O tema não é consenso entre os deputados que compõem a CCJ, comissão responsável por analisar a admissibilidade da proposta. A deputada Érica Kokay (PT-DF), uma das vozes críticas à proposta, argumenta que a iniciativa fere a Constituição. Segundo ela, a definição da maioridade é uma cláusula pétrea, ou seja, um dispositivo que não pode ser alterado ou abolido por meio de uma PEC, e qualquer modificação deveria ocorrer por meio de uma nova Constituinte.

“Estamos aqui ao arrepio da própria Constituição discutindo uma matéria que fere de forma absolutamente nítida direitos e garantias individuais garantidos pela nossa Constituição”, alertou, acrescentando que os crimes graves praticados por jovens representam menos de 4% dos crimes violentos no país.

A deputada Talíria Petrone (PSOL-RJ) também criticou o andamento da proposta. Ela afirmou:

“Estamos em um ano eleitoral e o que a extrema-direita faz? Ela pega um sentimento legítimo de medo das pessoas, de insegurança com a violência urbana, de insegurança com o feminicídio e diz que reduzindo a maioridade penal as famílias vão ficar seguras. Lidam com o medo dessas pessoas para apresentar uma falsa solução.”

Por outro lado, o deputado Nikolas Ferreira (PL-MG), favorável à redução da maioridade penal, defende que adolescentes reincidentes em crimes devem ser mantidos em prisão.

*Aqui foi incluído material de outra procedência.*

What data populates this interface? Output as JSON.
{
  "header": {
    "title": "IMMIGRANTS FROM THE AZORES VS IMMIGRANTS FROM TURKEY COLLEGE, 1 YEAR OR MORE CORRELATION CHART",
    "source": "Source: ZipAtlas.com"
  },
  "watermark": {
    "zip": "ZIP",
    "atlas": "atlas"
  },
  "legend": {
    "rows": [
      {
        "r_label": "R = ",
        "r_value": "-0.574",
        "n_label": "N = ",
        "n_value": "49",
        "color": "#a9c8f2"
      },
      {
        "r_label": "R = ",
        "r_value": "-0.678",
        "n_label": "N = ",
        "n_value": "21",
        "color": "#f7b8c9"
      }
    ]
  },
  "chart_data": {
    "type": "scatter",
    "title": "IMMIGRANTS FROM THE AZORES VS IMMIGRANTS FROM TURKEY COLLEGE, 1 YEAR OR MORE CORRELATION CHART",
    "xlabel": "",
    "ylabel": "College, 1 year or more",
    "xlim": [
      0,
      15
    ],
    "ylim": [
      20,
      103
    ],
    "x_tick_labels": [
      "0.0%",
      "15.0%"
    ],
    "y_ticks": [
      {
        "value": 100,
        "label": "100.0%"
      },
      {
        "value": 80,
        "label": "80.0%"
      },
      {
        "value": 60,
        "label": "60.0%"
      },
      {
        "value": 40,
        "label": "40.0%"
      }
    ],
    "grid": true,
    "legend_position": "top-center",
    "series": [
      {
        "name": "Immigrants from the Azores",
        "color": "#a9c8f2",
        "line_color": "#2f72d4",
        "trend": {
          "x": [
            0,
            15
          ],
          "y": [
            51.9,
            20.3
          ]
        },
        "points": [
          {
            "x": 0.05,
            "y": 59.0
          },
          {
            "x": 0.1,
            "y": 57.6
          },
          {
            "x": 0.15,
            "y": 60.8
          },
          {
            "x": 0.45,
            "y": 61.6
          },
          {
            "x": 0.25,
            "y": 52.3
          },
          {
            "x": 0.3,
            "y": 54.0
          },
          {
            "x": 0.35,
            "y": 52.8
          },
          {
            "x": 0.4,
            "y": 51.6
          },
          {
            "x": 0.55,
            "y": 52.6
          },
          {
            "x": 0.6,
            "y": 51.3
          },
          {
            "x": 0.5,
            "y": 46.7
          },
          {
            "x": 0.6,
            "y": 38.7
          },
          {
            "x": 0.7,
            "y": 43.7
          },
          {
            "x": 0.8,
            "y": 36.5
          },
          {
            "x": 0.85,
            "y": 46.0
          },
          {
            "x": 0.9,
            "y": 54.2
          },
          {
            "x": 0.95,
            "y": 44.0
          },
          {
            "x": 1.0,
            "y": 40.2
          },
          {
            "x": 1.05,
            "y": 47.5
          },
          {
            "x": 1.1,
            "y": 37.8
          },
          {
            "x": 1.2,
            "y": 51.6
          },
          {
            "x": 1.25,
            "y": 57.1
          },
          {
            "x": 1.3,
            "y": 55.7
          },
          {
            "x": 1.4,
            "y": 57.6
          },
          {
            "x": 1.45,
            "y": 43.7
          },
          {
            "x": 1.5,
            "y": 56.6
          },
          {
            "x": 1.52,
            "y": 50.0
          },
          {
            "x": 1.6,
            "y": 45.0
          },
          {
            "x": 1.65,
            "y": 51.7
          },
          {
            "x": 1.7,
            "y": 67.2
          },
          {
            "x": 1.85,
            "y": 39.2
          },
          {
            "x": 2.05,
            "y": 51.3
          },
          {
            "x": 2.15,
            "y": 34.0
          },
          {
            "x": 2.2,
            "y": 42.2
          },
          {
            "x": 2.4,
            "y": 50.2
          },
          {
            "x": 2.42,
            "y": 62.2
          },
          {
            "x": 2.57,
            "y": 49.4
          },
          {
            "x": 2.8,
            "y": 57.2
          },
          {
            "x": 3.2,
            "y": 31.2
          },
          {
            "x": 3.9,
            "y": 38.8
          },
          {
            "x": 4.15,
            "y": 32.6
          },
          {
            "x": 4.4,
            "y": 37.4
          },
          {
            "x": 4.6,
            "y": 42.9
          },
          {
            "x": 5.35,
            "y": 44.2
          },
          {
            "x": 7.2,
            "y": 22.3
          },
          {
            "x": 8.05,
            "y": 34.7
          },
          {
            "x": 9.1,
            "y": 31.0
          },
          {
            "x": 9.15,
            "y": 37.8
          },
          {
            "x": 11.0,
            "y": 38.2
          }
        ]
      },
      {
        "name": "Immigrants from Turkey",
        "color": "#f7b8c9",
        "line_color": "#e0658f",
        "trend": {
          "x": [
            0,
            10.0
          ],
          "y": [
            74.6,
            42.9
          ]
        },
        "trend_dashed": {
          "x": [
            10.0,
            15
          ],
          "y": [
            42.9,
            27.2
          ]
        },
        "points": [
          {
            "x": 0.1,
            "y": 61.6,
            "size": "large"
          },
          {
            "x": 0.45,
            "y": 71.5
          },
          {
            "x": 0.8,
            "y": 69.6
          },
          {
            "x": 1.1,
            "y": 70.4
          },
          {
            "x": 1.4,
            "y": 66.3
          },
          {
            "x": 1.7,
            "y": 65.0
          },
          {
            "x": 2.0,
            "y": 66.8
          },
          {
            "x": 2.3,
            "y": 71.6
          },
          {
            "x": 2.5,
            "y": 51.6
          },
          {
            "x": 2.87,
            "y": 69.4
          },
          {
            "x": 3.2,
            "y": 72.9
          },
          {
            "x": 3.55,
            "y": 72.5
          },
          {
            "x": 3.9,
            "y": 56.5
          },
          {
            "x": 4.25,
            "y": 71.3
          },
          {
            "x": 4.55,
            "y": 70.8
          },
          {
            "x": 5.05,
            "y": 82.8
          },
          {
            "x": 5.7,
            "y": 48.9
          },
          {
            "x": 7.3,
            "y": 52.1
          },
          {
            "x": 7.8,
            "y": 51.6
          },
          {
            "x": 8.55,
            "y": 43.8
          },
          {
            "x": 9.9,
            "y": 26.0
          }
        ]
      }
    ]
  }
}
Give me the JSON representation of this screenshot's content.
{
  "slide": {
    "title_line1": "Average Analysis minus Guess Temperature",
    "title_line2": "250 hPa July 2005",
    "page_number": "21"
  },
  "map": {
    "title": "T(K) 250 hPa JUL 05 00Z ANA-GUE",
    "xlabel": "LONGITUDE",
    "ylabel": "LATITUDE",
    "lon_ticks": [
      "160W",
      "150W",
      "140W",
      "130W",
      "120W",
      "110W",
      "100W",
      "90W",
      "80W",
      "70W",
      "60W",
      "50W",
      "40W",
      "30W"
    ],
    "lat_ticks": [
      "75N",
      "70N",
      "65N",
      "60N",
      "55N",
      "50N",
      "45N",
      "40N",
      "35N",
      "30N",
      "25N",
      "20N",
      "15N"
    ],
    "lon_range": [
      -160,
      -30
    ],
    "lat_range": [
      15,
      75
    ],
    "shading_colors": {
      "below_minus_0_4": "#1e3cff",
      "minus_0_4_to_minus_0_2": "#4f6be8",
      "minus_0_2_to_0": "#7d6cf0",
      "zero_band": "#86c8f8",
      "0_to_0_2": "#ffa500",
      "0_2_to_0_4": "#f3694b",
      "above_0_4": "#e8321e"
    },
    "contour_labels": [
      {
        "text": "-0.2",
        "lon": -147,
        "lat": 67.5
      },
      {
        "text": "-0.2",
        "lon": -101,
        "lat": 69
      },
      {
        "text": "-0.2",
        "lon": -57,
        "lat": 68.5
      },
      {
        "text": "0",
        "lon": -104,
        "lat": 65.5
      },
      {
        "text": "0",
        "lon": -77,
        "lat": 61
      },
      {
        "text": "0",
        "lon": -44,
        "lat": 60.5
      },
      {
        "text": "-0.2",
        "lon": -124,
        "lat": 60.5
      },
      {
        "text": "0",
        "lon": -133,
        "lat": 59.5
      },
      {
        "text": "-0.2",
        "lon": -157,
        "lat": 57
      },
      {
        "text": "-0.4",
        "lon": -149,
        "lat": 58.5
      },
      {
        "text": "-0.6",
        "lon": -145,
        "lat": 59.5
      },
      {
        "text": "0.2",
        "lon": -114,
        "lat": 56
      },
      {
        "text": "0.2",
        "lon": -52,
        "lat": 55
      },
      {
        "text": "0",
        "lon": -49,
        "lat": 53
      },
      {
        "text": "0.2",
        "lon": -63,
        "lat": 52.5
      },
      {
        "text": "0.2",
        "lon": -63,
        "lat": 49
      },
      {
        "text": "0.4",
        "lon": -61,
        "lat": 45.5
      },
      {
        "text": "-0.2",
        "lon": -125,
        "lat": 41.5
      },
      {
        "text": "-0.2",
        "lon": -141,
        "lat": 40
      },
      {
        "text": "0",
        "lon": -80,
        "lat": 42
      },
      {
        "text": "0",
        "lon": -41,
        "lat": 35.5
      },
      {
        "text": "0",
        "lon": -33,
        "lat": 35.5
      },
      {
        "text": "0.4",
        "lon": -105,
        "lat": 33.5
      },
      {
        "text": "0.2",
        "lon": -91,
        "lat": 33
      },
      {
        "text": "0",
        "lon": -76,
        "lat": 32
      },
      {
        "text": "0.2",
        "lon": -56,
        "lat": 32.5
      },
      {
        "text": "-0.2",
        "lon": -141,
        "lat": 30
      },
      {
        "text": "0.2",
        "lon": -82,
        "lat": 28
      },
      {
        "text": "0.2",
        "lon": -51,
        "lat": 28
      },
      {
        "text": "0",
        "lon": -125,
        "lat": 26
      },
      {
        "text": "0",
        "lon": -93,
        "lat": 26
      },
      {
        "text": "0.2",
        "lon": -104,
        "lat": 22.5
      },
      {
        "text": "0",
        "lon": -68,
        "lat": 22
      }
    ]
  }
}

“A solução para a reincidência é deixar preso. Simples assim, aí não tem reincidência”, disse.

Atualmente, jovens maiores de 16 anos que cometem infrações graves cumprem medidas socioeducativas de internação por, no máximo, três anos. Dados do Conselho Nacional de Justiça (CNJ) indicam que cerca de 12 mil adolescentes estão em unidades de internação ou em privação de liberdade, o que representa menos de 1% dos 28 milhões de jovens nessa faixa etária, segundo informações do Instituto Brasileiro de Geografia e Estatística (IBGE).

Durante a sessão, o deputado Renildo Calheiros (PCdoB-PE) lamentou que o debate ocorra de forma híbrida, permitindo que os deputados votem remotamente. Para ele, a proposta é controversa e necessita de uma discussão mais aprofundada.

“É lamentável que um tema com essa magnitude, uma emenda à Constituição, a gente esteja para votar na Comissão de Constituição e Justiça, pelo Infoleg [remoto] sem que sequer deputadas e deputados estejam aqui, para a gente realizar o debate que é necessário”, criticou.

Caso a PEC da redução da maioridade penal avance na CCJ, uma comissão especial será criada para dar continuidade à discussão do tema antes que ele seja levado ao plenário.